Traduction: au Pakistan, la bombe climatique ne menacerait pas que ses glaciers, mais tout le reste du pays nourri par leurs eaux, à commencer par le précieux grenier à blé du Pendjab.
Malgré sa démographie galopante, le Pakistan demeure autosuffisant en termes agricoles, grâce notamment à la fertilité de ses terres pendjabies.
Mais ses paysans y ont toutefois souffert ces dernières années d'inondations sans précédent, comme celle de 2010 (21 millions de sinistrés), certes causée par des pluies de moussons spectaculaires, mais peut-être amplifiée par la fonte des glaciers.
"Quand il y a trop d'eau, ce n'est pas bon pour le riz, et quand il n'y en a pas assez, c'est aussi mauvais. Et c'est la même chose pour le blé", explique à l'AFP Mohsin Amin Chattha, producteur de ces deux céréales, en marchant dans ses terres familiales à la sortie de Lahore, capitale du Pendjab.
Chaque variation du niveau des eaux donne des maux de tête aux paysans, qui risquent de perdre leurs récoltes s'ils sèment trop tôt ou trop tard. Et aux autorités, qui doivent stocker le surplus d'eau dans de vastes réservoirs avant de la redistribuer.

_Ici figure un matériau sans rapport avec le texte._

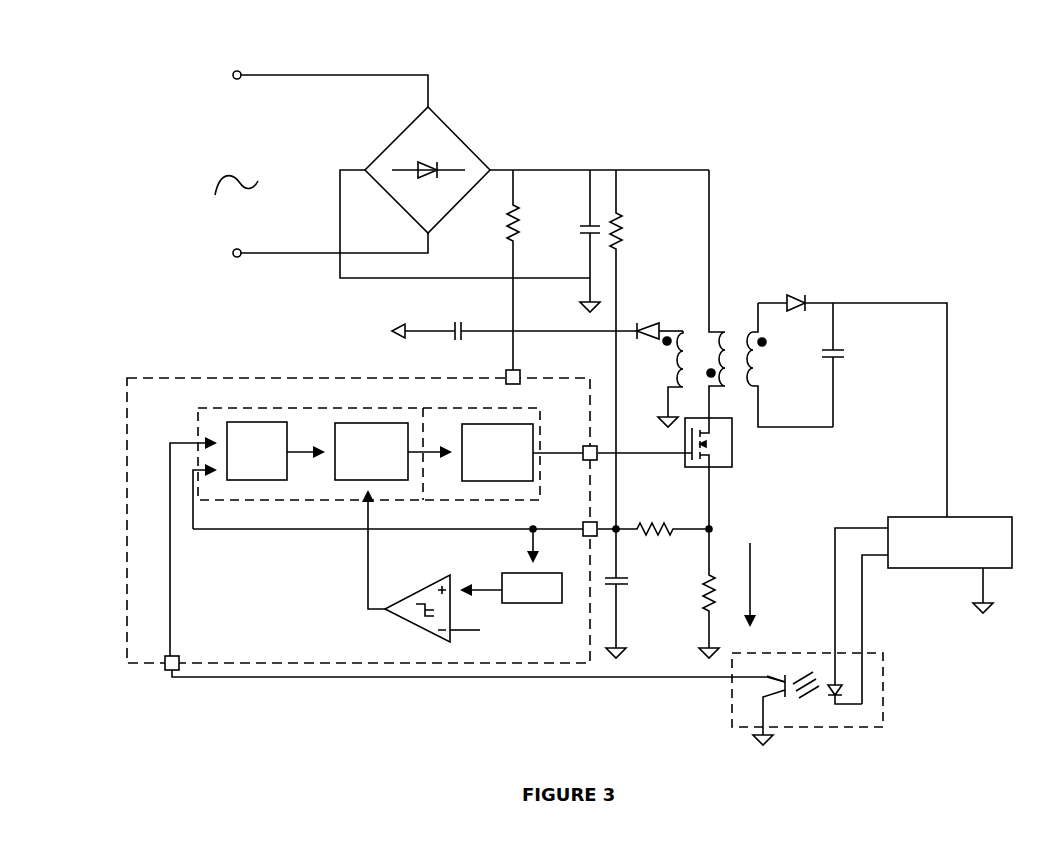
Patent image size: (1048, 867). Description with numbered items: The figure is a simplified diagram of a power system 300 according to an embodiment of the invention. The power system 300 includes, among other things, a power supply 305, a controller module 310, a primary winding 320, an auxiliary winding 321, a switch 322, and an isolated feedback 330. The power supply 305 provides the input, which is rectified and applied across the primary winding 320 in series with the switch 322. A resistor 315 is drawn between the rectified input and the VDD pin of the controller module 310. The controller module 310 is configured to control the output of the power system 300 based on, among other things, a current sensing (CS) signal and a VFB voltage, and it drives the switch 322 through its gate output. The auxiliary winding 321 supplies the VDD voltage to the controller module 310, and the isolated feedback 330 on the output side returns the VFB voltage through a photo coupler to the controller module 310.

The power system 300 is at (790, 118).
The power supply 305 is at (429, 88).
The controller module 310 is at (228, 408).
The startup resistor R1 315 is at (513, 290).
The primary winding 320 is at (728, 330).
The auxiliary winding 321 is at (660, 322).
The switch 322 is at (733, 455).
The isolated feedback 330 is at (972, 517).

Le reste de l'année, les paysans s'en remettent à l'eau des fleuves, en premier lieu de l'Indus, pour irriguer leurs terres.
Pour l'heure, la production de riz et de blé reste en hausse. Mais si les glaciers venaient un jour à disparaître, "nous serions alors totalement dépendants de la mousson. Et elle varie déjà", explique Ghulam Rasul, chef des services météorologiques du Pakistan. "Tout cela a un impact sur la sécurité alimentaire" du pays, ajoute-t-il.
Si sa production de blé ne devait un jour plus suffire, le Pakistan devrait en importer, rendant le pain quotidien bien plus cher pour une population déjà en partie très pauvre et vulnérable.
En bout de chaîne, tout au sud, la mégalopole Karachi risque selon ce scénario d'être confrontée à la fois à une raréfaction de ses ressources en eaux et à une multiplication des canicules.
La ville, qui puise la quasi-totalité de son eau dans l'Indus, ne répond déjà qu'à la moitié de la demande en eau de ses habitants (4 milliards de litres par jour), faute de réseau de pompage et de distribution efficaces.